Sa carrière, Jamie est allée la chercher avec les dents et un caractère en béton armé. Un guerrier. Déjà, il naît avec les entrailles à l’extérieur du ventre. Après 6 semaines d’hôpital – « c’était sérieux à l’époque » – une cicatrice et pas de nombril, le petit Carragher s’acclimate au quartier de Bootle. A la nounou aussi, plus bouteille que tasse : « Cela avait atteint un tel point qu’elle a une fois confondu son pauvre chien avec le tapis du salon. Elle s’apprêtait à lancer ce tapis dans la cuisine lorsqu’elle s’aperçut qu’il avait quatre pattes » sourit aujourd’hui Carra. Avec sa bande, Jamie sombre dans le foot et une passion sans borne pour Everton. Matches à domicile, à l’extérieur, en coupe d’Europe, de l’anti-Liverpool, tout y passe. Ce groupe a ses codes et ses discussions d’initiés : « On m’a présenté à la plupart des vrais Evertonians, comme Eddie Cavanagh. Eddie a déjà couru sur Wembley quand Everton gagne la Cup en 1966. Ça lui vaut un statut d’icône ici. Être capté par les caméras, c’était une sorte de médaille d’honneur. » Une filiation caramel qu’il a difficilement conciliée avec les couleurs de Liverpool, qu’il a portées dès ses 12 ans. Il n’était pas rare ado de le voir s’entraîner avec le complet d’Everton. Après une manifestation de joie trop pro-Everton dans le bus de la réserve de Liverpool, Carragher gagne un rencard chez les patrons de l’académie : « Écoute, Jamie, tu vas devoir régler ça. Le staff des seniors a grand espoir que tu joues pour l’équipe première. Il est temps pour toi de te comporter comme un joueur de Liverpool. » Everton, c’était un peu l‘histoire de la femme qu’il avait trop aimée, dont il s’est lassé pour finir dans les bras d’une proie encore plus belle, plus expérimentée. « Il y a deux Everton dans ma vie : celui avant Liverpool, celui après. Le Everton des eighties, je l’appelle « nous », le plus moderne, je l’appelle « eux » » . Des chants hostiles d’Evertonians contre son pote Gerrard et les supporters Reds du Heysel emballent le tout. Jamie passe dans le camp rouge. Une rumeur dirait qu’il porte un tatouage d’Everton au bras, qu’il camoufle à chaque match. « Pas du tout, si je porte des manches longues, c’est que j’ai les bras tout maigrichons » .

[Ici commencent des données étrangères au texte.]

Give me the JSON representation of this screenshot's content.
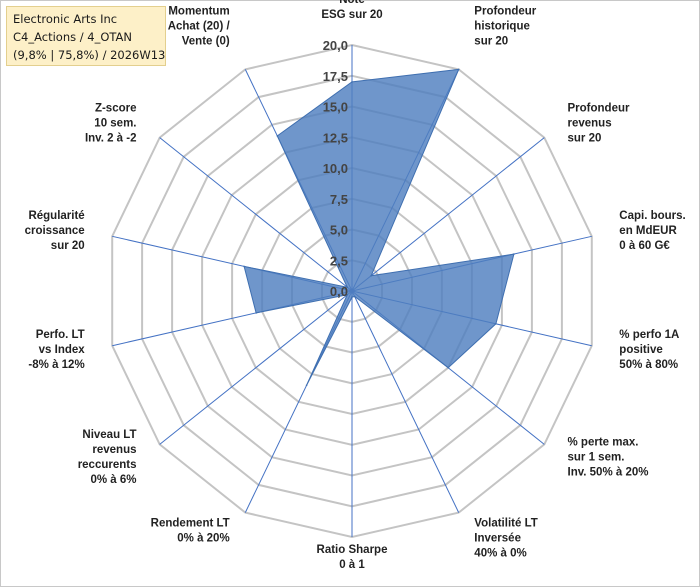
{
  "title_box": {
    "line1": "Electronic Arts Inc",
    "line2": "C4_Actions / 4_OTAN",
    "line3": "(9,8% | 75,8%) / 2026W13"
  },
  "colors": {
    "fill": "#4f7fbf",
    "stroke": "#3f6fb0",
    "grid": "#c4c4c4",
    "spoke": "#4472c4",
    "title_bg": "#fdf0c8"
  },
  "chart_data": {
    "type": "radar",
    "rmax": 20,
    "ticks": [
      "0,0",
      "2,5",
      "5,0",
      "7,5",
      "10,0",
      "12,5",
      "15,0",
      "17,5",
      "20,0"
    ],
    "tick_values": [
      0,
      2.5,
      5,
      7.5,
      10,
      12.5,
      15,
      17.5,
      20
    ],
    "axes": [
      {
        "label": [
          "Note",
          "ESG sur 20"
        ],
        "value": 17.0
      },
      {
        "label": [
          "Profondeur",
          "historique",
          "sur 20"
        ],
        "value": 20.0
      },
      {
        "label": [
          "Profondeur",
          "revenus",
          "sur 20"
        ],
        "value": 2.0
      },
      {
        "label": [
          "Capi. bours.",
          "en MdEUR",
          "0 à 60 G€"
        ],
        "value": 13.5
      },
      {
        "label": [
          "% perfo 1A",
          "positive",
          "50% à 80%"
        ],
        "value": 12.0
      },
      {
        "label": [
          "% perte max.",
          "sur 1 sem.",
          "Inv. 50% à 20%"
        ],
        "value": 10.0
      },
      {
        "label": [
          "Volatilité LT",
          "Inversée",
          "40% à 0%"
        ],
        "value": 0.5
      },
      {
        "label": [
          "Ratio Sharpe",
          "0 à 1"
        ],
        "value": 0.5
      },
      {
        "label": [
          "Rendement LT",
          "0% à 20%"
        ],
        "value": 8.5
      },
      {
        "label": [
          "Niveau LT",
          "revenus",
          "reccurents",
          "0% à 6%"
        ],
        "value": 0.5
      },
      {
        "label": [
          "Perfo. LT",
          "vs Index",
          "-8% à 12%"
        ],
        "value": 8.0
      },
      {
        "label": [
          "Régularité",
          "croissance",
          "sur 20"
        ],
        "value": 9.0
      },
      {
        "label": [
          "Z-score",
          "10 sem.",
          "Inv. 2 à -2"
        ],
        "value": 0.5
      },
      {
        "label": [
          "Momentum",
          "Achat (20) /",
          "Vente (0)"
        ],
        "value": 14.0
      }
    ]
  }
}
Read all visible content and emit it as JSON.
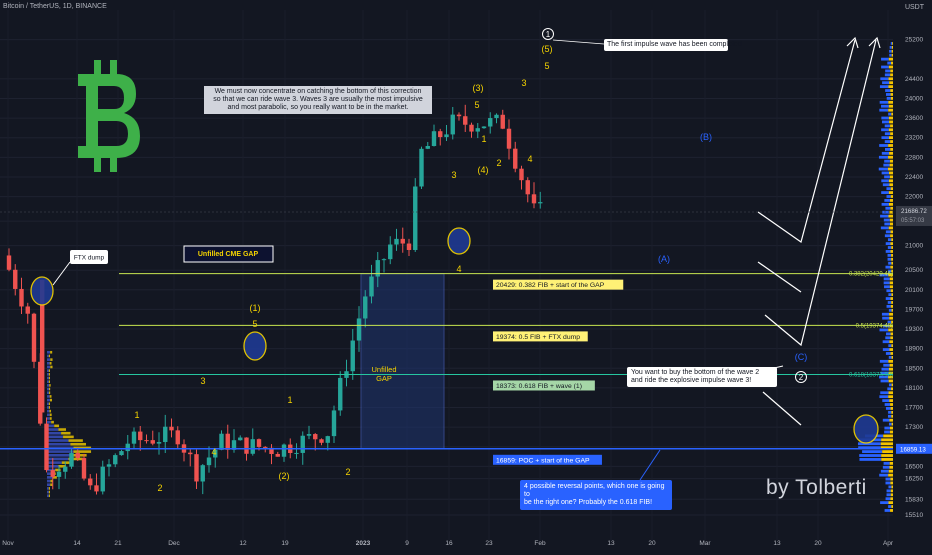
{
  "header": {
    "symbol_title": "Bitcoin / TetherUS, 1D, BINANCE",
    "currency": "USDT"
  },
  "watermark": "by Tolberti",
  "main_note": "We must now concentrate on catching the bottom of this correction\nso that we can ride wave 3. Waves 3 are usually the most impulsive\nand most parabolic, so you really want to be in the market.",
  "impulse_note": "The first impulse wave has been completed",
  "buy_note": "You want to buy the bottom of the wave 2\nand ride the explosive impulse wave 3!",
  "reversal_note": "4 possible reversal points, which one is going to\nbe the right one? Probably the 0.618 FIB!",
  "colors": {
    "background": "#131722",
    "up_candle": "#26a69a",
    "down_candle": "#ef5350",
    "fib_line": "#c8e650",
    "poc_line": "#2962ff",
    "wave_label": "#f5d400",
    "bitcoin_logo": "#3eb049"
  },
  "chart_data": {
    "type": "candlestick",
    "title": "Bitcoin / TetherUS, 1D, BINANCE",
    "y_unit": "USDT",
    "ylim": [
      15000,
      25600
    ],
    "y_ticks": [
      25200,
      24400,
      24000,
      23600,
      23200,
      22800,
      22400,
      22000,
      21500,
      21000,
      20500,
      20100,
      19700,
      19300,
      18900,
      18500,
      18100,
      17700,
      17300,
      16900,
      16500,
      16250,
      15830,
      15510
    ],
    "x_ticks": [
      "Nov",
      "14",
      "21",
      "Dec",
      "12",
      "19",
      "2023",
      "9",
      "16",
      "23",
      "Feb",
      "13",
      "20",
      "Mar",
      "13",
      "20",
      "Apr"
    ],
    "price_badges": [
      {
        "value": "21686.72",
        "sub": "05:57:03",
        "color": "#363a45"
      },
      {
        "value": "16859.13",
        "color": "#2962ff"
      }
    ],
    "candle_trend": {
      "segments": [
        {
          "value": 20800,
          "days": 0
        },
        {
          "value": 19650,
          "days": 4
        },
        {
          "value": 16400,
          "days": 7
        },
        {
          "value": 16700,
          "days": 11
        },
        {
          "value": 16000,
          "days": 14
        },
        {
          "value": 17000,
          "days": 20
        },
        {
          "value": 17150,
          "days": 28
        },
        {
          "value": 16400,
          "days": 31
        },
        {
          "value": 17000,
          "days": 35
        },
        {
          "value": 16850,
          "days": 44
        },
        {
          "value": 17200,
          "days": 52
        },
        {
          "value": 20000,
          "days": 58
        },
        {
          "value": 21000,
          "days": 62
        },
        {
          "value": 21100,
          "days": 65
        },
        {
          "value": 22900,
          "days": 67
        },
        {
          "value": 23500,
          "days": 72
        },
        {
          "value": 23500,
          "days": 80
        },
        {
          "value": 22400,
          "days": 83
        },
        {
          "value": 21700,
          "days": 85
        }
      ]
    },
    "fib_levels": [
      {
        "label": "0.382(20429.46)",
        "value": 20429.46,
        "box": "20429: 0.382 FIB + start of the GAP"
      },
      {
        "label": "0.5(19374.48)",
        "value": 19374.48,
        "box": "19374: 0.5 FIB + FTX dump"
      },
      {
        "label": "0.618(18373.98)",
        "value": 18373.98,
        "box": "18373: 0.618 FIB + wave (1)"
      },
      {
        "label": "16859.13",
        "value": 16859.13,
        "box": "16859: POC + start of the GAP"
      }
    ],
    "annotations": {
      "ftx_dump": "FTX dump",
      "cme_gap": "Unfilled CME GAP",
      "unfilled_gap": "Unfilled\nGAP",
      "waves": [
        "1",
        "2",
        "3",
        "4",
        "5",
        "(1)",
        "(2)",
        "(3)",
        "(4)",
        "(5)",
        "(A)",
        "(B)",
        "(C)",
        "1",
        "2",
        "3",
        "4",
        "5",
        "3",
        "4",
        "5",
        "1",
        "2"
      ],
      "circled": [
        "1",
        "2"
      ]
    }
  }
}
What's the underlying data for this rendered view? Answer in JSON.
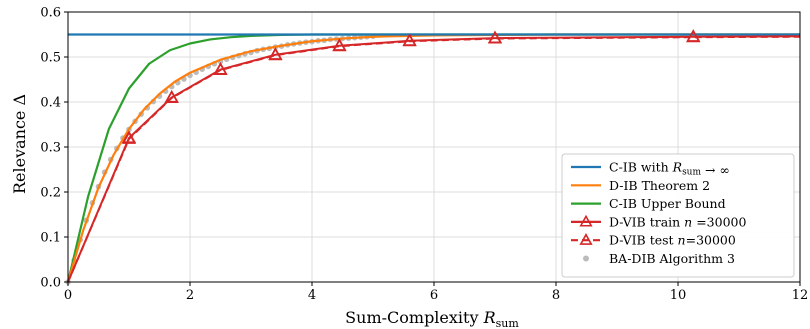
{
  "chart_data": {
    "type": "line",
    "xlabel_main": "Sum-Complexity ",
    "xlabel_symbol": "R",
    "xlabel_sub": "sum",
    "ylabel_main": "Relevance ",
    "ylabel_symbol": "Δ",
    "xlim": [
      0,
      12
    ],
    "ylim": [
      0,
      0.6
    ],
    "xticks": [
      "0",
      "2",
      "4",
      "6",
      "8",
      "10",
      "12"
    ],
    "yticks": [
      "0.0",
      "0.1",
      "0.2",
      "0.3",
      "0.4",
      "0.5",
      "0.6"
    ],
    "grid": true,
    "legend_position": "lower-right",
    "series": [
      {
        "name": "C-IB with R_sum → ∞",
        "legend_main": "C-IB with ",
        "legend_symbol": "R",
        "legend_sub": "sum",
        "legend_tail": " → ∞",
        "color": "#1f77b4",
        "style": "solid",
        "x": [
          0,
          12
        ],
        "y": [
          0.55,
          0.55
        ]
      },
      {
        "name": "D-IB Theorem 2",
        "legend_main": "D-IB Theorem 2",
        "color": "#ff7f0e",
        "style": "solid",
        "x": [
          0,
          0.25,
          0.5,
          0.75,
          1.0,
          1.25,
          1.5,
          1.75,
          2.0,
          2.5,
          3.0,
          3.5,
          4.0,
          4.5,
          5.0,
          6.0,
          7.0,
          8.0,
          10.0,
          12.0
        ],
        "y": [
          0,
          0.115,
          0.21,
          0.283,
          0.34,
          0.384,
          0.418,
          0.445,
          0.465,
          0.494,
          0.513,
          0.525,
          0.535,
          0.541,
          0.545,
          0.548,
          0.549,
          0.55,
          0.55,
          0.55
        ]
      },
      {
        "name": "C-IB Upper Bound",
        "legend_main": "C-IB Upper Bound",
        "color": "#2ca02c",
        "style": "solid",
        "x": [
          0,
          0.33,
          0.67,
          1.0,
          1.33,
          1.67,
          2.0,
          2.33,
          2.67,
          3.0,
          3.5,
          4.0,
          5.0,
          6.0,
          8.0,
          12.0
        ],
        "y": [
          0,
          0.19,
          0.34,
          0.43,
          0.485,
          0.515,
          0.53,
          0.539,
          0.544,
          0.547,
          0.549,
          0.55,
          0.55,
          0.55,
          0.55,
          0.55
        ]
      },
      {
        "name": "D-VIB train n =30000",
        "legend_main": "D-VIB train ",
        "legend_symbol": "n",
        "legend_tail": " =30000",
        "color": "#d62728",
        "style": "solid",
        "marker": "triangle",
        "x": [
          0,
          1.0,
          1.7,
          2.5,
          3.4,
          4.45,
          5.6,
          7.0,
          10.25,
          12.0
        ],
        "y": [
          0,
          0.32,
          0.41,
          0.472,
          0.505,
          0.525,
          0.536,
          0.542,
          0.545,
          0.546
        ]
      },
      {
        "name": "D-VIB test n=30000",
        "legend_main": "D-VIB test ",
        "legend_symbol": "n",
        "legend_tail": "=30000",
        "color": "#d62728",
        "style": "dashed",
        "marker": "triangle",
        "x": [
          0,
          1.0,
          1.7,
          2.5,
          3.4,
          4.45,
          5.6,
          7.0,
          10.25,
          12.0
        ],
        "y": [
          0,
          0.318,
          0.409,
          0.471,
          0.504,
          0.524,
          0.535,
          0.541,
          0.544,
          0.545
        ]
      },
      {
        "name": "BA-DIB Algorithm 3",
        "legend_main": "BA-DIB Algorithm 3",
        "color": "#bbbbbb",
        "style": "points",
        "marker": "dot",
        "x": [
          0,
          0.1,
          0.2,
          0.3,
          0.4,
          0.5,
          0.6,
          0.7,
          0.8,
          0.9,
          1.0,
          1.1,
          1.2,
          1.3,
          1.4,
          1.5,
          1.6,
          1.7,
          1.8,
          1.9,
          2.0,
          2.1,
          2.2,
          2.3,
          2.4,
          2.5,
          2.6,
          2.7,
          2.8,
          2.9,
          3.0,
          3.1,
          3.2,
          3.3,
          3.4,
          3.5,
          3.6,
          3.7,
          3.8,
          3.9,
          4.0,
          4.1,
          4.2,
          4.3,
          4.4,
          4.5,
          4.6,
          4.7,
          4.8,
          4.9,
          5.0
        ],
        "y": [
          0,
          0.048,
          0.094,
          0.137,
          0.176,
          0.212,
          0.244,
          0.272,
          0.297,
          0.32,
          0.339,
          0.357,
          0.373,
          0.387,
          0.401,
          0.413,
          0.424,
          0.434,
          0.443,
          0.451,
          0.459,
          0.466,
          0.473,
          0.479,
          0.485,
          0.49,
          0.495,
          0.499,
          0.503,
          0.507,
          0.51,
          0.514,
          0.517,
          0.519,
          0.522,
          0.524,
          0.527,
          0.529,
          0.531,
          0.533,
          0.534,
          0.536,
          0.537,
          0.539,
          0.54,
          0.541,
          0.542,
          0.543,
          0.544,
          0.545,
          0.546
        ]
      }
    ]
  }
}
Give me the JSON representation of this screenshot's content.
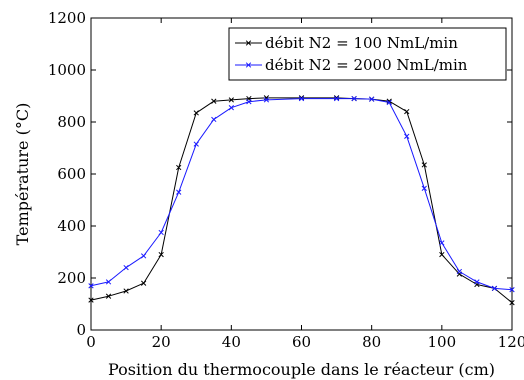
{
  "chart_data": {
    "type": "line",
    "xlabel": "Position du thermocouple dans le réacteur (cm)",
    "ylabel": "Température (°C)",
    "xlim": [
      0,
      120
    ],
    "ylim": [
      0,
      1200
    ],
    "xticks": [
      0,
      20,
      40,
      60,
      80,
      100,
      120
    ],
    "yticks": [
      0,
      200,
      400,
      600,
      800,
      1000,
      1200
    ],
    "grid": false,
    "legend_position": "top-right",
    "series": [
      {
        "name": "débit N2 = 100 NmL/min",
        "color": "#000000",
        "marker": "x",
        "x": [
          0,
          5,
          10,
          15,
          20,
          25,
          30,
          35,
          40,
          45,
          50,
          60,
          70,
          75,
          80,
          85,
          90,
          95,
          100,
          105,
          110,
          115,
          120
        ],
        "y": [
          115,
          130,
          150,
          180,
          290,
          625,
          835,
          880,
          885,
          890,
          893,
          893,
          893,
          890,
          888,
          880,
          840,
          635,
          290,
          215,
          175,
          160,
          105
        ]
      },
      {
        "name": "débit N2 = 2000 NmL/min",
        "color": "#1a1aff",
        "marker": "x",
        "x": [
          0,
          5,
          10,
          15,
          20,
          25,
          30,
          35,
          40,
          45,
          50,
          60,
          70,
          75,
          80,
          85,
          90,
          95,
          100,
          105,
          110,
          115,
          120
        ],
        "y": [
          170,
          185,
          240,
          285,
          375,
          530,
          715,
          810,
          855,
          878,
          885,
          890,
          890,
          890,
          888,
          875,
          745,
          545,
          335,
          225,
          185,
          160,
          155
        ]
      }
    ]
  }
}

Les sourires de Sven et Rigobert

Malgré son côté soi-disant rachot, Carragher aura tout le temps réussi à se faire respecter. Dès la Youth Cup, en 1996, qu’il gagne aux côtés de Gerrard et Owen. « J’ai pas honte de dire qu’on a gagné cette coupe avec une équipe de petits cons. On ressemblait à un gang de rue, des coins les plus sombres de la ville. On avait plus de caractère que de qualités » déclare franchement Jamie. Le défenseur anglais s’agrippera au mental et finalement au talent à une place de titulaire : « Psychologiquement et physiquement, je devais montrer à mes concurrents qu’ils étaient inférieurs, des ennemis jurés. Je ne devais leur laisser aucun espoir de gagner un 5-5. C’est de mon maillot de Liverpool dont on parle là ! Personne ne se pointe à Melwood pour m’y sortir sans combattre » . Rigobert Song peut en témoigner. Alors que Carragher apprend sa sélection chez les Three Lions, le Camerounais se met à sourire, narquois. « Il avait un regard d’étonnement moqueur, un peu celui que je fais quand il racontait qu’il n’avait que 21 ans » ironise Carra. Rigobert finira la jambe dans la glace, après un tacle d’affreux de l’Anglais à l’entraînement. Faut pas le chercher. Encore moins après une mauvaise performance. Après deux csc et une défaite 3-2 contre l’ennemi Man United, un repas de groupe tourne vinaigre avec la WAG de Sander Westerveld, « un gardien moyen que je n’aimais pas et qui se prenait pour Gordon Banks » . La miss l’enfonce en public avant que Carra mette un ultime tacle : « Fuck-off, barrez-vous en Hollande ! » . Quand on le taquinait un peu plus subtilement, il avait aussi son répondant. Rafa Benitez, après une conférence de presse, chambre Jamie : « J’ai dit aux journalistes que t’étais meilleur que John Terry » en mimant avec ses doigts le nez de Pinocchio. La réponse se fit entendre quelques mois après, la veille d’un Chelsea-Liverpool, parfum C1 : « Je réponds aux questions des journalistes. En partant, Rafa me demande ce que j’ai dit. Là, je lui sors : « Je viens de dire que vous étiez meilleur entraîneur que Mourinho » en imitant comme lui Pinocchio » .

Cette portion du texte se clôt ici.